Build an AI Companion with Voice

The Problem

Generic chatbots forget you the moment the session ends. You want an AI that actually knows you — one with a voice, a personality, and memory that persists. It should remember your dog's name, that you hate mornings, and that you're learning Japanese. You want to talk to it while cooking, driving, or just thinking out loud. Building this means stitching together speech-to-text, a personality layer, persistent memory, and streaming text-to-speech — and making it all feel natural, not robotic.

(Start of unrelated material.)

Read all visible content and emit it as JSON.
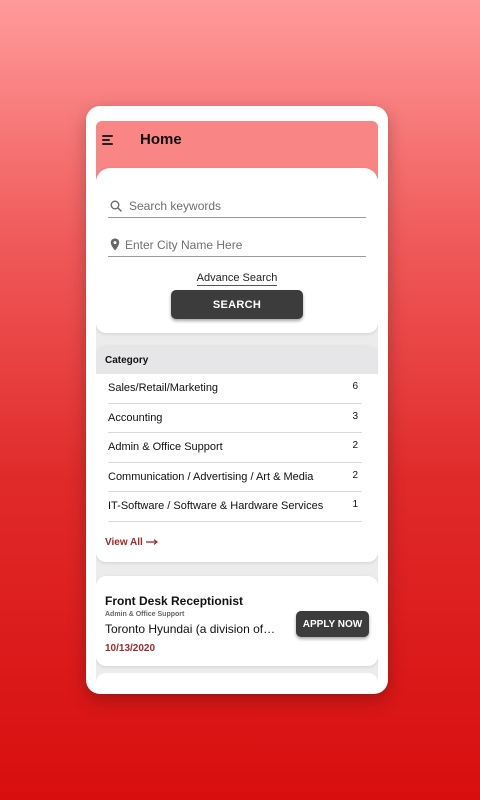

Inspired by moeru-ai/airi (35k+ stars) — an AI companion with real-time voice, personality, and persistent memory.

The Solution

Combine Whisper STT, Claude with a personality system prompt, Supermemory for long-term recall, and ElevenLabs streaming TTS into a real-time conversation loop. The architecture looks like this:

User (voice/text/image)
        ↓
  Voice Input → Whisper STT
        ↓
  Memory Retrieval (Supermemory)
        ↓
  AI Response (Claude with personality + context)
        ↓
  Voice Output → ElevenLabs Streaming TTS
        ↓
  Long-term Memory Update

Step-by-Step Walkthrough

Step 1: Define the Personality System

python

PERSONALITY = {
    "name": "Mika",
    "traits": [
        "Warm and encouraging, but honest — won't sugarcoat things",
        "Curious about your day and projects",
        "Has a dry sense of humor, loves wordplay",
        "Remembers details and brings them up naturally",
        "Gets excited about your wins, supportive during setbacks"
    ],
    "speech_patterns": [
        "Uses casual language, contractions",
        "Sometimes starts with 'Oh!' or 'Wait—'",
        "Asks follow-up questions naturally",
        "References past conversations: 'Didn't you mention...?'",
        "Keeps responses conversational — 2-3 sentences for voice, more for text"
    ],
    "voice_id": "pFZP5JQG7iQjIQuC4Bku",  # ElevenLabs voice
    "topics_of_interest": ["tech", "cooking", "language learning", "productivity"]
}

def build_system_prompt(personality: dict, memories: list[str]) -> str:
    traits = "\n".join(f"- {t}" for t in personality["traits"])
    patterns = "\n".join(f"- {p}" for p in personality["speech_patterns"])
    memory_ctx = "\n".join(f"- {m}" for m in memories[-15:]) if memories else "No memories yet."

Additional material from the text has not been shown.